Answer: Roof racks, matchbooks and newspaper ads
Question: Name three things no longer used in modern political campaigns
The Donoghue v Doherty state senate race has given those of us interested in politics much to contemplate. You have two capable candidates who have each raised more than $100,000, and the result has been a fascinating campaign to watch from the outside. Even though the real analysis of what worked and what didn’t won’t take place until Wednesday, we can make some observations right now.
In years past, newspaper advertising often was the single biggest expenditure by candidates. That’s no longer the case. Even this morning, just two days before the election, neither candidate had an ad in the local newspaper. That both candidates (who are both employing professional campaign consultants) have neglected this established campaign tool cannot be a coincidence. Perhaps the campaigns anticipate more bang for their buck from other things – like direct mail.
As I wrote earlier this morning, the large-format, full-colored post card seems to have become the primary delivery system of local campaigns in 2010. Chris Doherty used them more than anyone. He seemed to use them in two different phases. Early on, his cards focused on his background and on his position on the issues. This group reminded me of a long story serialized in consecutive issues of a magazine; each built upon the previous one, creating more and more interest each time. Doherty’s second postcard phase, however, shifted to attack mode, repeatedly criticizing Donoghue for various things. The idea, I suppose, was to first define himself and then define his opponent. Whether this was effective will be determined by the voters on Tuesday. Donoghue also sent multiple postcards with all but the last one focused exclusively on her record as mayor of Lowell and as a city councilor. The most recent postcard struck back at Doherty’s attacks on her. A couple of things have made these postcards so popular: high speed, high volume color printers are much more affordable. Database availability allows campaigns to better target voters, making mailings much more efficient.
Both campaigns have made extensive use of the internet with active websites and Facebook pages. With so many people spending so much time online, this kind of web presence is crucial. Both campaigns have also employed telephones and door-to-door canvassing to ID voters. Several folks have reported seeing a Doherty commercial on cable TV which, for a ten year period beginning in the early 1990s, was one of the prime methods of local campaigning. The profusion of channels and the disappearance of the local cable news program (remember “Newscenter 6”?) has made cable commercials less attractive.
Ironically, radio seems to be resurgent in campaigning these days. Both Donoghue and Doherty have commercials on WCAP as does almost every other candidate in a contested race up and down the ballot. It’s funny; the last time I remember WCAP being mentioned in the local newspaper’s political column, it was a disparaging remark about the small size of WCAP’s listenership. The candidates must have different data because they’re all on the radio and not in the newspaper.

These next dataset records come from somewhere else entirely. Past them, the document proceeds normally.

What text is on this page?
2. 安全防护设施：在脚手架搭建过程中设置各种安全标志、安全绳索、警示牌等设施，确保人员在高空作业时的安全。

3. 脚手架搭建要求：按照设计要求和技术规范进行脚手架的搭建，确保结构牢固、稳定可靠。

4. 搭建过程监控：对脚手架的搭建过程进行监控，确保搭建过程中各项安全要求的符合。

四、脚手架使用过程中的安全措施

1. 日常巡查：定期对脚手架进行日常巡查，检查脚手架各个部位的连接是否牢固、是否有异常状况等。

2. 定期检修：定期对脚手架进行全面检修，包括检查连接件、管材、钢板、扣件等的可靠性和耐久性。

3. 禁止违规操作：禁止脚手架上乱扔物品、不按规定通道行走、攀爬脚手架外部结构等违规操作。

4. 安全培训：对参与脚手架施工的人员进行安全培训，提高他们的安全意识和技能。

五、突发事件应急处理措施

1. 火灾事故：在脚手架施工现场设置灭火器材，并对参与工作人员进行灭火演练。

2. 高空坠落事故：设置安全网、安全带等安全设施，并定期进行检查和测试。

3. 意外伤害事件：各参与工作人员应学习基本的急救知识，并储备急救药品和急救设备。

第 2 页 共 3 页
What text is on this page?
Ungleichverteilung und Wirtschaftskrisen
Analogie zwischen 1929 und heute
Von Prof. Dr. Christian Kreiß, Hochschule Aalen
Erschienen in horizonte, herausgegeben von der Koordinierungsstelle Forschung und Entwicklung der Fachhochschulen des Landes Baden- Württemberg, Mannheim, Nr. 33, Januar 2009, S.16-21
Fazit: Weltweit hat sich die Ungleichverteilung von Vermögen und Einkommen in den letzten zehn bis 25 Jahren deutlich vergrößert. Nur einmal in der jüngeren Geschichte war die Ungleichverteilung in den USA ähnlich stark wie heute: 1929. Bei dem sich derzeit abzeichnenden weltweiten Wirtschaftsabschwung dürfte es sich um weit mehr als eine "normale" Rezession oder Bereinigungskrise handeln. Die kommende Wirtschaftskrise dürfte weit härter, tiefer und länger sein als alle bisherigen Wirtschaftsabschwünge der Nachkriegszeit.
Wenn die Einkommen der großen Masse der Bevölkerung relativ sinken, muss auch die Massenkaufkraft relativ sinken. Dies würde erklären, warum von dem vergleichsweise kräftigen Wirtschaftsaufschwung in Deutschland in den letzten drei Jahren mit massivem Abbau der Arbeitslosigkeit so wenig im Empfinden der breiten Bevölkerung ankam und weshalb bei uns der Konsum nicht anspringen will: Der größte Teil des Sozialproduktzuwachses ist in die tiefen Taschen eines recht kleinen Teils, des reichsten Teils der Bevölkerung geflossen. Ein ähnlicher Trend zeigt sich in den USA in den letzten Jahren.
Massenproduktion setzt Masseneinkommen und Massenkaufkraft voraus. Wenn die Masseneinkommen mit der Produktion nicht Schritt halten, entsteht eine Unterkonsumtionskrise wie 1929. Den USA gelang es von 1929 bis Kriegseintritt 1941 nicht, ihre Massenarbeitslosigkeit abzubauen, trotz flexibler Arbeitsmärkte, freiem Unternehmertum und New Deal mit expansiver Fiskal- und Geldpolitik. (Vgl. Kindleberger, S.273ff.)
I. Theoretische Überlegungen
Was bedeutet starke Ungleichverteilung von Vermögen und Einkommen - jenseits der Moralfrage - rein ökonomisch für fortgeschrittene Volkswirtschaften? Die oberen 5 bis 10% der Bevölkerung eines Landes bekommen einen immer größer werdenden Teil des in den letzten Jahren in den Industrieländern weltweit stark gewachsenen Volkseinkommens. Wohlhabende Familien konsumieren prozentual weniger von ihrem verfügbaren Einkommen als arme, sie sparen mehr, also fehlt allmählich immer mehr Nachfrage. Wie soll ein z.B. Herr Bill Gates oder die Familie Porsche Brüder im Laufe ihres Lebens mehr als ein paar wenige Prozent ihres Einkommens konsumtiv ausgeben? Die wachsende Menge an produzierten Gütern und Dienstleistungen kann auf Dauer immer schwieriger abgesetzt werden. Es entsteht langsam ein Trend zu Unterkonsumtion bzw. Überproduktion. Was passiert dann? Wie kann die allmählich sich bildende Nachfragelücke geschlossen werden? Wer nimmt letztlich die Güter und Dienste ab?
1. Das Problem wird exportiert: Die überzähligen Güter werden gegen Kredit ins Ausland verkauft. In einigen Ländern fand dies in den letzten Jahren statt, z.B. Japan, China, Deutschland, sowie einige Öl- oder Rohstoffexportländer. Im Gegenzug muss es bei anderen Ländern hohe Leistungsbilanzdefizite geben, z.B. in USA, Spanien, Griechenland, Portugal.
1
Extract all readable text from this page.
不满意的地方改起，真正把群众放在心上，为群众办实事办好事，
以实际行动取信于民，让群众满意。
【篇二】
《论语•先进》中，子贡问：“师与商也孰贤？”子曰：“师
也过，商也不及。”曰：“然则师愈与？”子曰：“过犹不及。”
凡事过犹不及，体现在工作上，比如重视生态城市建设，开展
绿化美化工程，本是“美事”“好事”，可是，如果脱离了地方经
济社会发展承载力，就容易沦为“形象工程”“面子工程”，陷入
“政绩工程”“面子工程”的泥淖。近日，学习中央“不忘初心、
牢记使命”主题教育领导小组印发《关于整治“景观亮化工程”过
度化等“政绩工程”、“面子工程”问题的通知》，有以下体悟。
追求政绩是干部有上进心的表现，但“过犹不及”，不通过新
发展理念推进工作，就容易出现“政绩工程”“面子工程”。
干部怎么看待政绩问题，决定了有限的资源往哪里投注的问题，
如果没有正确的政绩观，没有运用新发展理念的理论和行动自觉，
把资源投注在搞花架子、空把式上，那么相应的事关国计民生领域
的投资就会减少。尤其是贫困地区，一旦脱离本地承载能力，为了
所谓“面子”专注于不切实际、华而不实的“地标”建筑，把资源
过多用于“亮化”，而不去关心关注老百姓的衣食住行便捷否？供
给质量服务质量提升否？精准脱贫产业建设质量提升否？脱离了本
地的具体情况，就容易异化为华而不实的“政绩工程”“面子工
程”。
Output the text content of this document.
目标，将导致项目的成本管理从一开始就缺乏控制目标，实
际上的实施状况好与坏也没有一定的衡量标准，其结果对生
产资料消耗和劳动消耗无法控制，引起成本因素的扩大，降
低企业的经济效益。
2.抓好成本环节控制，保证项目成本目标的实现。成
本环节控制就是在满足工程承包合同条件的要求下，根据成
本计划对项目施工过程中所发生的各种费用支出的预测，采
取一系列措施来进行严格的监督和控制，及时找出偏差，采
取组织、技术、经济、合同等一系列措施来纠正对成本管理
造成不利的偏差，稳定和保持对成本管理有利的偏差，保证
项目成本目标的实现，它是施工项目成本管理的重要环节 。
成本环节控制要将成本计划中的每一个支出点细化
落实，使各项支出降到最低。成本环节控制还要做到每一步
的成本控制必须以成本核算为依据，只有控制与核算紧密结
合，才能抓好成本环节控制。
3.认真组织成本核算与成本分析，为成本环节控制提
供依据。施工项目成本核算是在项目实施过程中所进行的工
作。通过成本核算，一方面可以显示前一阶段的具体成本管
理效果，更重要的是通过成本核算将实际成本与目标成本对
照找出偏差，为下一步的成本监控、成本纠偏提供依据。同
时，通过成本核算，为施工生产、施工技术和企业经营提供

Strangely enough, I would advise a candidate to not skip the newspaper entirely. A few ads that complement the direct mail message could still be effective. But maybe I’m just old fashioned: I still mourn the demise of the “roof rack” – the sign-displaying contraption held to the roof of your car with suction cups and bungee cords. Who knows? Donoghue and Doherty both might have ads in Monday’s paper, but even if they do, their absence until now signals a historic change in thinking when it comes to local political campaigns.